Le marché reprend des couleurs au Sénégal : tendance positive et perspectives économiques

17 juillet 2025

Les marchés financiers au Sénégal ont connu lundi une embellie notable, suite à une annonce du ministère des Finances selon laquelle une révision des données économiques du pays pourrait conduire à une amélioration des ratios de la dette nationale. Cette nouvelle a insufflé un élan d’optimisme parmi les investisseurs, alors même que l’agence de notation S&P Global Ratings venait tout juste de dégrader pour la deuxième fois en l’espace de cinq mois la note souveraine du Sénégal.

Les obligations libellées en dollars, avec une échéance fixée à 2033, ont enregistré une baisse marquée de leurs rendements, qui ont chuté de 31 points de base pour s’établir à 13,45 %. Ce mouvement a permis de s’éloigner des niveaux record atteints peu après l’annonce du dernier déclassement de la note par S&P, d’après les données de Bloomberg. La réaction du marché s’explique en grande partie par la déclaration du ministère des Finances concernant un éventuel recalcul ou rebasage du produit intérieur brut (PIB), une opération qui devrait être finalisée « dans les prochains mois ».

S&P a procédé à une baisse de la note du Sénégal, la faisant passer de B à B-, ce qui place le pays à son niveau le plus faible depuis le début des évaluations par l’agence en 2000. La décision a été motivée par la constatation d’un endettement supérieur aux prévisions, avec un ratio dette/PIB qui aurait bondi à 119 % en 2024, selon les dernières données budgétaires citées par Barclays. Ce chiffre dépasse largement les 99,7 % annoncés pour 2023, ce qui accentue le contexte de fragilité financière.

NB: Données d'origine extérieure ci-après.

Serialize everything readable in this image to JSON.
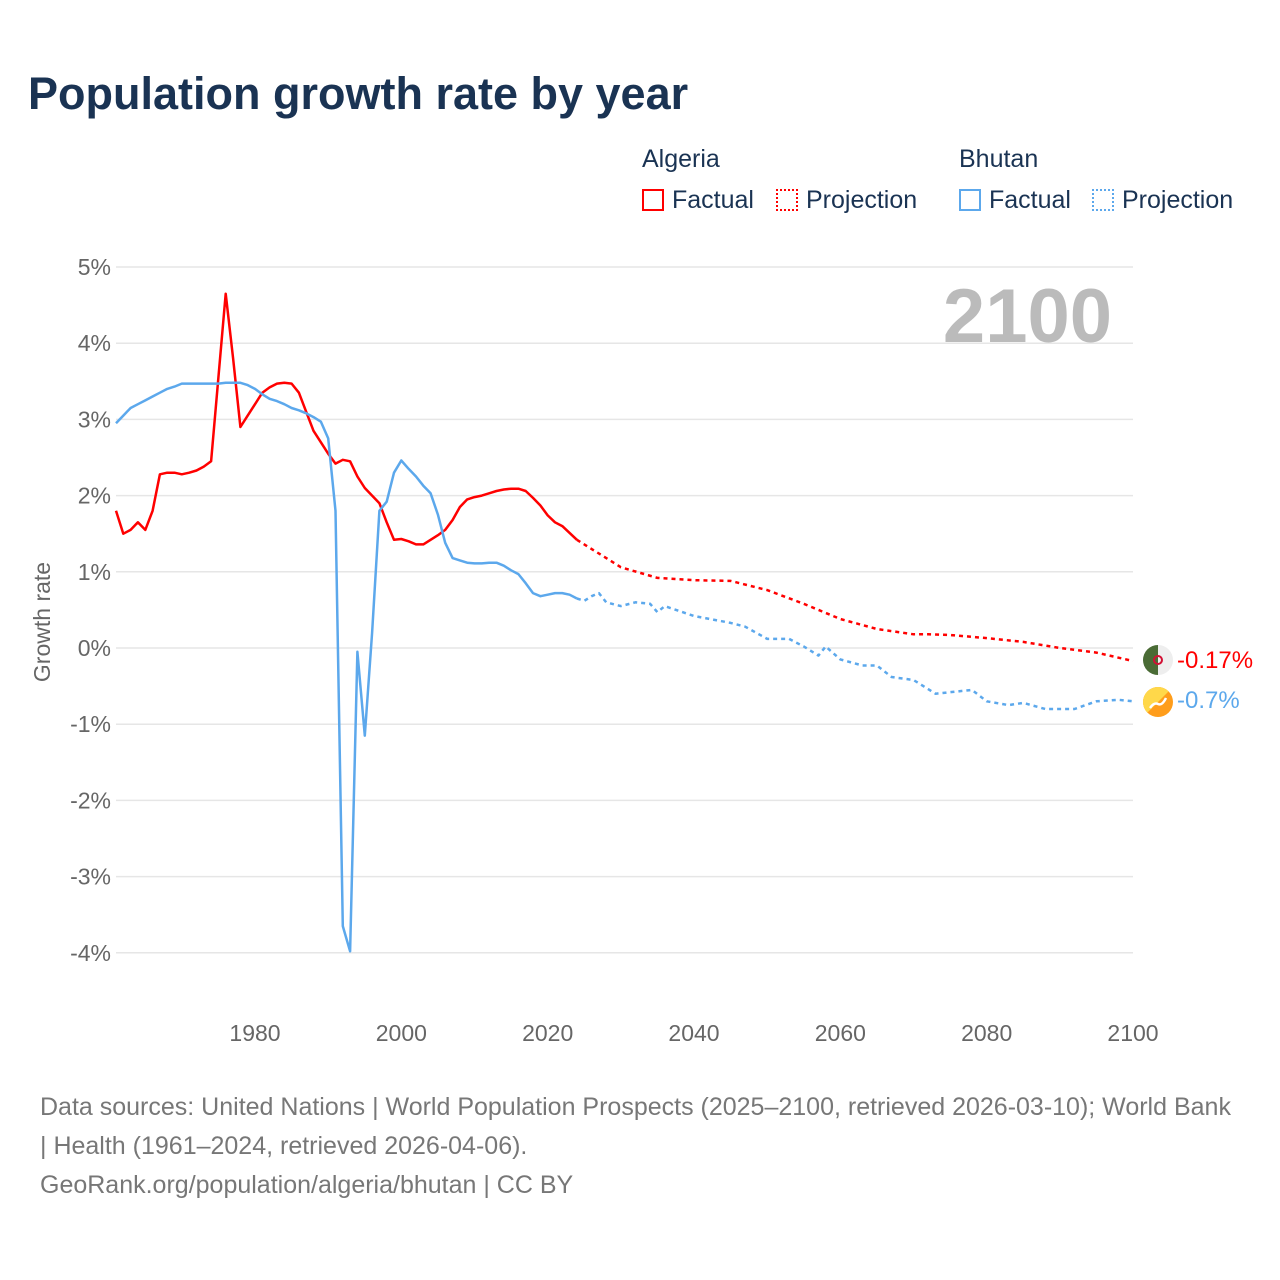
{
  "title": "Population growth rate by year",
  "legend": {
    "groups": [
      {
        "name": "Algeria",
        "factual": "Factual",
        "projection": "Projection",
        "color": "#ff0000"
      },
      {
        "name": "Bhutan",
        "factual": "Factual",
        "projection": "Projection",
        "color": "#5ca8ec"
      }
    ]
  },
  "watermark_year": "2100",
  "end_labels": {
    "algeria": "-0.17%",
    "bhutan": "-0.7%"
  },
  "source": {
    "line1": "Data sources: United Nations | World Population Prospects (2025–2100, retrieved 2026-03-10); World Bank | Health (1961–2024, retrieved 2026-04-06).",
    "line2": "GeoRank.org/population/algeria/bhutan | CC BY"
  },
  "chart_data": {
    "type": "line",
    "title": "Population growth rate by year",
    "xlabel": "",
    "ylabel": "Growth rate",
    "xlim": [
      1961,
      2100
    ],
    "ylim": [
      -4,
      5
    ],
    "yticks": [
      5,
      4,
      3,
      2,
      1,
      0,
      -1,
      -2,
      -3,
      -4
    ],
    "ytick_labels": [
      "5%",
      "4%",
      "3%",
      "2%",
      "1%",
      "0%",
      "-1%",
      "-2%",
      "-3%",
      "-4%"
    ],
    "xticks": [
      1980,
      2000,
      2020,
      2040,
      2060,
      2080,
      2100
    ],
    "xtick_labels": [
      "1980",
      "2000",
      "2020",
      "2040",
      "2060",
      "2080",
      "2100"
    ],
    "series": [
      {
        "name": "Algeria Factual",
        "color": "#ff0000",
        "dashed": false,
        "x": [
          1961,
          1962,
          1963,
          1964,
          1965,
          1966,
          1967,
          1968,
          1969,
          1970,
          1971,
          1972,
          1973,
          1974,
          1975,
          1976,
          1977,
          1978,
          1979,
          1980,
          1981,
          1982,
          1983,
          1984,
          1985,
          1986,
          1987,
          1988,
          1989,
          1990,
          1991,
          1992,
          1993,
          1994,
          1995,
          1996,
          1997,
          1998,
          1999,
          2000,
          2001,
          2002,
          2003,
          2004,
          2005,
          2006,
          2007,
          2008,
          2009,
          2010,
          2011,
          2012,
          2013,
          2014,
          2015,
          2016,
          2017,
          2018,
          2019,
          2020,
          2021,
          2022,
          2023,
          2024
        ],
        "y": [
          1.8,
          1.5,
          1.55,
          1.65,
          1.55,
          1.8,
          2.28,
          2.3,
          2.3,
          2.28,
          2.3,
          2.33,
          2.38,
          2.45,
          3.55,
          4.65,
          3.8,
          2.9,
          3.05,
          3.2,
          3.35,
          3.42,
          3.47,
          3.48,
          3.47,
          3.35,
          3.1,
          2.85,
          2.7,
          2.55,
          2.42,
          2.47,
          2.45,
          2.25,
          2.1,
          2.0,
          1.9,
          1.65,
          1.42,
          1.43,
          1.4,
          1.36,
          1.36,
          1.42,
          1.48,
          1.55,
          1.68,
          1.85,
          1.95,
          1.98,
          2.0,
          2.03,
          2.06,
          2.08,
          2.09,
          2.09,
          2.06,
          1.97,
          1.87,
          1.74,
          1.65,
          1.6,
          1.51,
          1.42
        ]
      },
      {
        "name": "Algeria Projection",
        "color": "#ff0000",
        "dashed": true,
        "x": [
          2024,
          2025,
          2030,
          2035,
          2040,
          2045,
          2050,
          2055,
          2060,
          2065,
          2070,
          2072,
          2075,
          2080,
          2085,
          2090,
          2095,
          2100
        ],
        "y": [
          1.42,
          1.36,
          1.06,
          0.92,
          0.89,
          0.88,
          0.76,
          0.58,
          0.38,
          0.25,
          0.18,
          0.18,
          0.17,
          0.13,
          0.08,
          0.0,
          -0.06,
          -0.17
        ]
      },
      {
        "name": "Bhutan Factual",
        "color": "#5ca8ec",
        "dashed": false,
        "x": [
          1961,
          1962,
          1963,
          1964,
          1965,
          1966,
          1967,
          1968,
          1969,
          1970,
          1971,
          1972,
          1973,
          1974,
          1975,
          1976,
          1977,
          1978,
          1979,
          1980,
          1981,
          1982,
          1983,
          1984,
          1985,
          1986,
          1987,
          1988,
          1989,
          1990,
          1991,
          1992,
          1993,
          1994,
          1995,
          1996,
          1997,
          1998,
          1999,
          2000,
          2001,
          2002,
          2003,
          2004,
          2005,
          2006,
          2007,
          2008,
          2009,
          2010,
          2011,
          2012,
          2013,
          2014,
          2015,
          2016,
          2017,
          2018,
          2019,
          2020,
          2021,
          2022,
          2023,
          2024
        ],
        "y": [
          2.95,
          3.05,
          3.15,
          3.2,
          3.25,
          3.3,
          3.35,
          3.4,
          3.43,
          3.47,
          3.47,
          3.47,
          3.47,
          3.47,
          3.47,
          3.48,
          3.48,
          3.48,
          3.45,
          3.4,
          3.33,
          3.27,
          3.24,
          3.2,
          3.15,
          3.12,
          3.08,
          3.03,
          2.97,
          2.75,
          1.8,
          -3.65,
          -3.98,
          -0.05,
          -1.15,
          0.2,
          1.8,
          1.92,
          2.3,
          2.46,
          2.35,
          2.25,
          2.13,
          2.03,
          1.75,
          1.38,
          1.18,
          1.15,
          1.12,
          1.11,
          1.11,
          1.12,
          1.12,
          1.08,
          1.02,
          0.97,
          0.85,
          0.72,
          0.68,
          0.7,
          0.72,
          0.72,
          0.7,
          0.65
        ]
      },
      {
        "name": "Bhutan Projection",
        "color": "#5ca8ec",
        "dashed": true,
        "x": [
          2024,
          2025,
          2026,
          2027,
          2028,
          2030,
          2032,
          2034,
          2035,
          2036,
          2040,
          2045,
          2047,
          2050,
          2053,
          2055,
          2057,
          2058,
          2060,
          2063,
          2065,
          2067,
          2070,
          2073,
          2075,
          2078,
          2080,
          2083,
          2085,
          2088,
          2092,
          2095,
          2098,
          2100
        ],
        "y": [
          0.65,
          0.62,
          0.68,
          0.72,
          0.6,
          0.55,
          0.6,
          0.58,
          0.47,
          0.55,
          0.42,
          0.33,
          0.28,
          0.12,
          0.12,
          0.02,
          -0.1,
          0.02,
          -0.15,
          -0.23,
          -0.23,
          -0.38,
          -0.42,
          -0.6,
          -0.58,
          -0.55,
          -0.7,
          -0.75,
          -0.72,
          -0.8,
          -0.8,
          -0.7,
          -0.68,
          -0.7
        ]
      }
    ]
  }
}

La récente audit des finances publiques, menée par l’administration du président Bassirou Diomaye Faye, a notamment révélé des manipulations comptables effectuées par le précédent gouvernement dirigé par Macky Sall. Ces révélations ont conduit le Fonds monétaire international (FMI) à suspendre en octobre dernier le programme d’aide financière de 1,8 milliard de dollars destiné au Sénégal. La suspension a été une réaction à la découverte de pratiques comptables douteuses qui ont fragilisé la crédibilité financière du pays.

Cependant, les discussions entre le Ghana et le FMI se poursuivent, et celles-ci ont été qualifiées de « constructives » par le ministère des Finances. Selon Marco Ruijer, gestionnaire de portefeuille chez William Blair Investment Management, « beaucoup de mauvaises nouvelles sont déjà connues et ont déjà été prises en compte dans les prix du marché, donc la dégradation elle-même n’a peut-être pas été une surprise totale ». Ces propos reflètent une certaine résilience des investisseurs face aux turbulences.

Le processus de rebasage du PIB, en préparation depuis un certain temps, doit permettre d’obtenir une image plus fidèle de la taille réelle de l’économie sénégalaise, a indiqué le ministère des Finances dans une communication par courriel en réponse à la dégradation de S&P. En ajustant la base statistique, cette opération pourrait mécaniquement améliorer certains ratios d’endettement, en augmentant la valeur estimée du PIB.

Marco Ruijer a souligné que « cela pourrait potentiellement améliorer certains indicateurs de la dette et ouvrir la voie à l’obtention d’un nouveau programme avec le FMI », en faisant référence à cette opération de rebasage. Toutefois, malgré cet optimisme, le Sénégal doit faire face à des besoins de financement exceptionnels estimés à environ 2 milliards de dollars, tel qu’indiqué dans le projet de loi de finances pour 2025. La suspension du programme du FMI a encore restreint ses accès aux marchés internationaux de capitaux, contraignant le pays à se tourner vers des emprunts plus coûteux et à chercher des fonds auprès du marché régional ouest-africain des valeurs mobilières (BRVM).

L’agence d’évaluation justifie sa récente décision en soulignant que « malgré des perspectives de croissance encore solides », la situation budgétaire du Sénégal est désormais perçue comme plus fragile. Selon S&P, cette vulnérabilité rendrait les finances publiques sénégalaises plus exposées aux chocs économiques ou financiers futurs. En conséquence, l’agence estime que la dette du pays atteindra désormais 118 % du PIB pour l’année 2024.

Malgré ces préoccupations, le ministère des Finances a insisté sur le fait que le Sénégal a réussi à mobiliser « des ressources substantielles » auprès de partenaires étrangers ainsi que sur le marché obligataire local depuis le début de l’année. Cela témoigne, selon eux, d’une certaine confiance de la part des investisseurs, en dépit des turbulences économiques et financières qui secouent actuellement le pays.